Lejos de ese remedo tan común con el que se suele engañar a quienes visitan la Isla en busca de saborear la experiencia única de los tan renombrados guachinches, el restaurante Flamboyán se decidió a mudar su imagen y también su carta para convertirse por un día en uno de estos típicos locales, pero sin desvirtuar la fidelidad del concepto.

El propósito no era otro que compartir la raíz de la cocina popular canaria con un nutrido grupo de mujeres ucranianas alojadas en el Parque Vacacional Edén -complejo hotelero de cuatro estrellas ubicado en el municipio tinerfeño del Puerto de la Cruz-, representantes de diferentes turoperadores de viaje de aquel país, tristemente atravesado por la crueldad de esa guerra descarnada que libran frente al invasor ruso.

Restaurante Flamboyán

En un excepcional espacio ajardinado, entre palmeras, dragos y flores, en compañía de una agradable noche -otro valor promocional por lo inusual que resultaba para las convidadas centroeuropeas una temperatura así en esta época del año- se vivió una auténtica cena canaria amenizada con el inigualable fondo musical del grupo folclórico Los Sabandeños.

En su condición de anfitriones, los responsables del Parque Vacacional Edén agasajaron y compartieron mesa y mantel con la comitiva extranjera, desde la jefa de administración y propietaria, Irene González de la Obra; el director, Lorenzo Moreno, y el subdirector, José Miguel Perdigón; la jefa de compras, María del Carmen Luis, y la de relaciones públicas, Águeda Cabrera.

Por su parte, el chef Aday Estévez capitaneó a un equipo formado por los cocineros Luis Edgar González y Daniel Guillén, más la maitre Arianna Pomponi, que bordaron las elaboraciones y el servicio.

A la entrada de acceso a la carpa, todo un símbolo: jareas tendidas en una liña, esa antigua práctica de secado del pescado como fórmula para su conservación, y a la vista una formidable piña de plátanos, otro de los iconos por los que se reconoce mundialmente al Archipiélago, además de dos garrafones de 16 litros, uno de blanco y otro de tinto.

Tras las presentaciones, la cabrilla abrió el menú a manera de aperitivo, esa cucharada de gofio en polvo, opcionalmente con azúcar, que se consume seguida de un buche de vino y que solía servirse en las ventas y guachinches que vendían vino cuando no había ningún enyesque preparado, y que también se comía durante el descanso de las faenas del campo, utilizando un gajo de cebolla como cuchara.

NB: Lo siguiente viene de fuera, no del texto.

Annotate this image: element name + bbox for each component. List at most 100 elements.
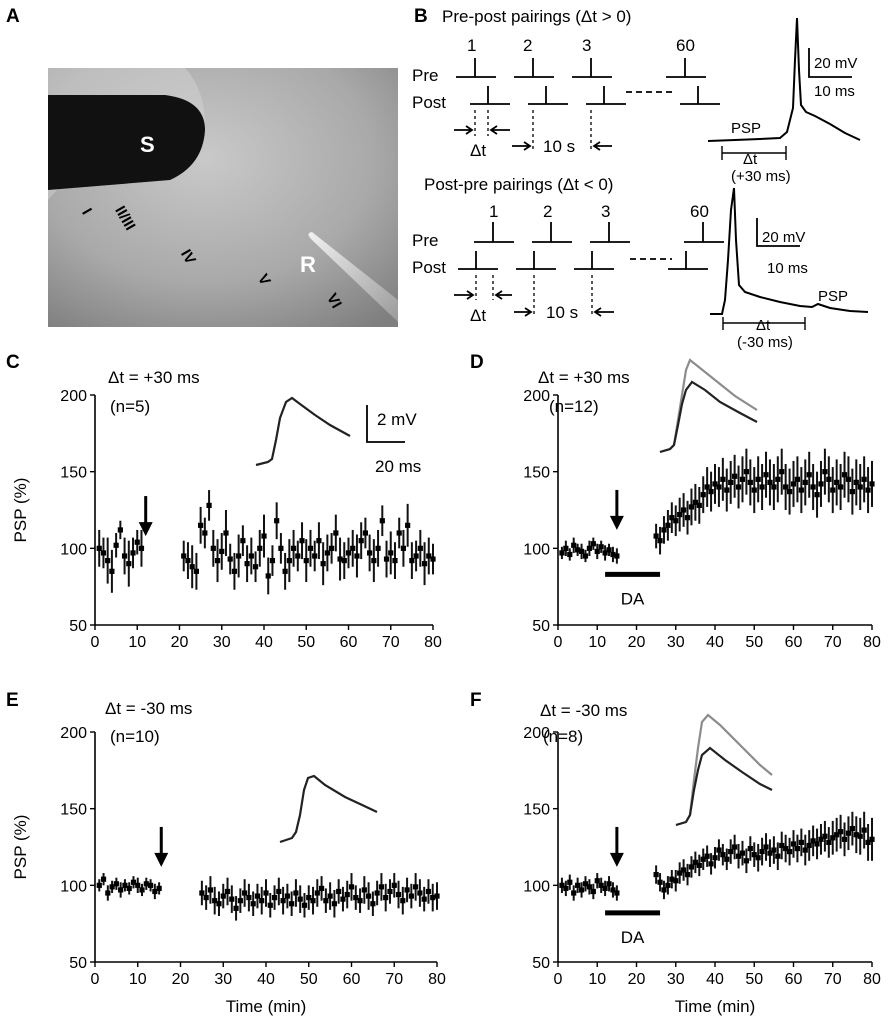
prepost-interval-arrows <box>512 141 612 151</box>
data-point <box>849 826 855 832</box>
data-point <box>357 898 363 904</box>
data-point <box>254 893 261 899</box>
data-point <box>425 888 432 895</box>
data-point <box>121 553 128 559</box>
postpre-num-2: 2 <box>543 202 552 221</box>
data-point <box>786 489 793 495</box>
data-point <box>818 481 824 487</box>
data-point <box>220 893 226 899</box>
data-point <box>763 844 769 850</box>
data-point <box>704 853 710 859</box>
data-point <box>798 487 804 493</box>
inset-trace-d <box>659 358 758 454</box>
data-point <box>704 484 710 490</box>
x-tick-label: 10 <box>128 634 146 651</box>
data-point <box>759 849 765 855</box>
postpre-dt-label: Δt <box>470 306 486 325</box>
data-point <box>869 481 875 487</box>
panel-letter-e: E <box>6 690 19 711</box>
postpre-guides <box>475 275 593 315</box>
data-point <box>231 568 238 574</box>
data-point <box>712 855 718 861</box>
data-point <box>340 896 346 902</box>
x-tick-label: 70 <box>824 971 842 988</box>
data-point <box>269 558 276 564</box>
data-point <box>203 895 209 901</box>
data-point <box>582 881 589 887</box>
data-point <box>830 487 836 493</box>
postpre-post-pulses <box>458 251 708 270</box>
data-point <box>861 476 867 482</box>
postpre-num-60: 60 <box>690 202 709 221</box>
prepost-dt-trace-label: Δt <box>743 151 758 168</box>
data-point <box>602 885 608 891</box>
data-point <box>348 884 355 890</box>
data-point <box>669 515 675 521</box>
data-point <box>755 855 761 861</box>
data-point <box>391 882 397 888</box>
data-point <box>387 888 393 895</box>
postpre-dt-bracket <box>722 317 806 330</box>
data-point <box>779 842 785 849</box>
postpre-num-3: 3 <box>601 202 610 221</box>
data-point <box>358 538 364 544</box>
data-point <box>810 838 816 844</box>
data-point <box>763 472 769 478</box>
data-point <box>590 888 596 895</box>
prepost-dt-label: Δt <box>470 141 486 160</box>
data-point <box>661 887 667 893</box>
postpre-dt-value: (-30 ms) <box>737 334 793 351</box>
data-point <box>724 856 730 862</box>
chart-panel-f: 0 10 20 30 40 50 60 70 80 50 100 150 200 Time (min) Δt… <box>523 701 881 1016</box>
data-point <box>267 902 273 908</box>
data-point <box>320 561 326 567</box>
data-point <box>276 888 282 895</box>
x-tick-label: 60 <box>785 634 803 651</box>
data-point <box>434 893 440 899</box>
prepost-psp-label: PSP <box>731 120 761 137</box>
data-point <box>181 553 187 559</box>
data-point <box>426 553 432 559</box>
data-point <box>857 484 863 490</box>
data-point <box>421 561 428 567</box>
x-tick-label: 0 <box>91 634 100 651</box>
data-point <box>290 545 297 551</box>
data-point <box>614 553 620 559</box>
postpre-interval-arrows <box>514 307 614 317</box>
data-point <box>559 550 565 556</box>
data-point <box>118 887 124 893</box>
data-point <box>219 548 225 554</box>
data-point <box>857 833 863 839</box>
data-point <box>802 479 808 485</box>
y-axis-label: PSP (%) <box>11 815 30 880</box>
y-tick-label: 50 <box>532 618 550 635</box>
data-point <box>653 872 659 878</box>
data-point <box>853 479 859 485</box>
data-point <box>100 876 107 882</box>
protocol-panel: Pre-post pairings (Δt > 0) Pre Post 1 2 … <box>412 7 869 351</box>
da-label: DA <box>621 589 645 608</box>
data-point <box>147 882 154 888</box>
data-point <box>716 484 722 490</box>
data-point <box>236 553 242 559</box>
x-tick-label: 0 <box>554 634 563 651</box>
data-point <box>295 553 301 559</box>
prepost-num-60: 60 <box>676 36 695 55</box>
n-label: (n=5) <box>110 397 150 416</box>
data-point <box>280 898 286 904</box>
data-point <box>578 887 585 893</box>
data-point <box>838 829 844 835</box>
data-point <box>199 890 205 896</box>
postpre-num-1: 1 <box>489 202 498 221</box>
data-point <box>336 888 342 895</box>
chart-panel-c: 0 10 20 30 40 50 60 70 80 50 100 150 200 PSP (%) Δt = … <box>11 368 442 651</box>
x-tick-label: 60 <box>340 634 358 651</box>
data-point <box>216 901 222 907</box>
data-point <box>331 901 337 907</box>
x-tick-label: 80 <box>863 971 881 988</box>
data-point <box>395 891 402 898</box>
data-point <box>274 518 280 524</box>
data-point <box>775 853 781 859</box>
data-point <box>135 882 141 888</box>
data-point <box>563 885 569 891</box>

Además, las ucranianas conocieron que paladeaban un grano molido y tostado, alimento que formaba parte de la dieta de los guanches y representa una de las herencias más sobresalientes del pasado aborigen.

Ya acomodados en las mesas, largos tablones sobre burras cubiertos por un hule a cuadros rojiblancos, el gofio regresaba, pero esta vez en lebrillos, hecho un suculento escaldón, esa receta tradicional que es el resultado de amasarlo con el caldo hirviendo destilado por un exquisito puchero, coronado por cebolla roja y tropezones de tocino más el aditamento de un buen mojo, junto al que se cuela el singular almogrote. El propio puchero ya se hacía hueco con ese exquisito festival de verduras, carnes, piña de millo

Los brindis se sucedían, vasos de vino en alto, entre sonrisas y gestos de satisfacción: “Buidmo”, repetían las invitadas al unísono, al tiempo que aparecía la carne de cabra, bien arregladita, de paladar suave, y las sabrosas chuletas de cochino negro, la raza autóctona de porcino que tanto orgullo provoca como también cierto desinterés de un tiempo a esta parte.

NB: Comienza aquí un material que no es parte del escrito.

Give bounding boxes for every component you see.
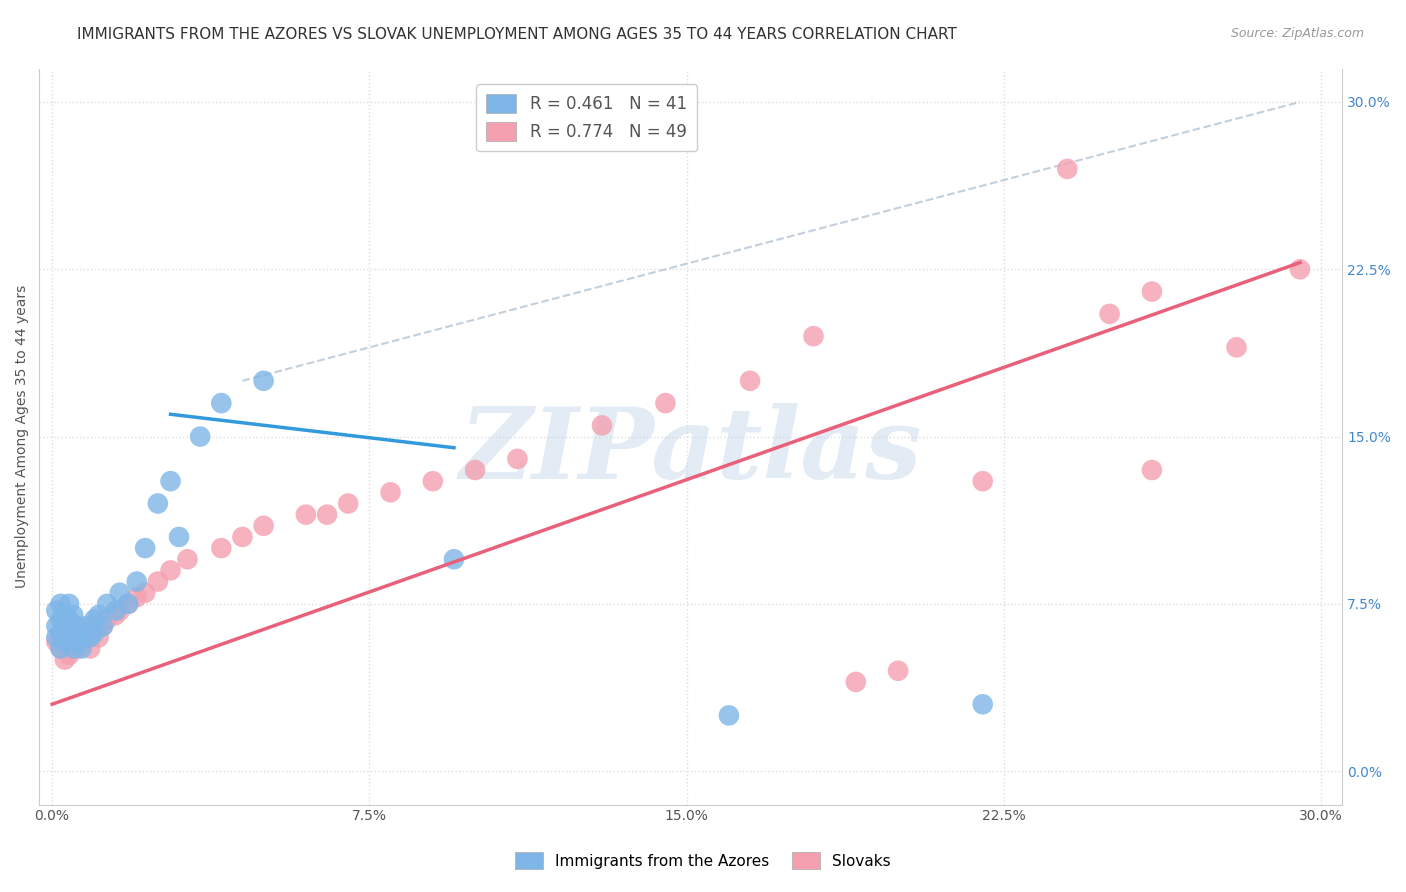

Más vino y arriba las copas: “Buidmo”, mientras entre aplausos la mesa se endulzaba con quesillo, un clásico. La duda es por qué se llama así cuando no lleva queso, ¿Será por su forma redonda y por el color amarillo?

Los almendrados también se degustaron con ganas y como final,  la timba, nada que ver con un juego de baraja, sino ese popular bocado de dulce de guayaba y queso blanco servido entre galletas a manera de un sándwich.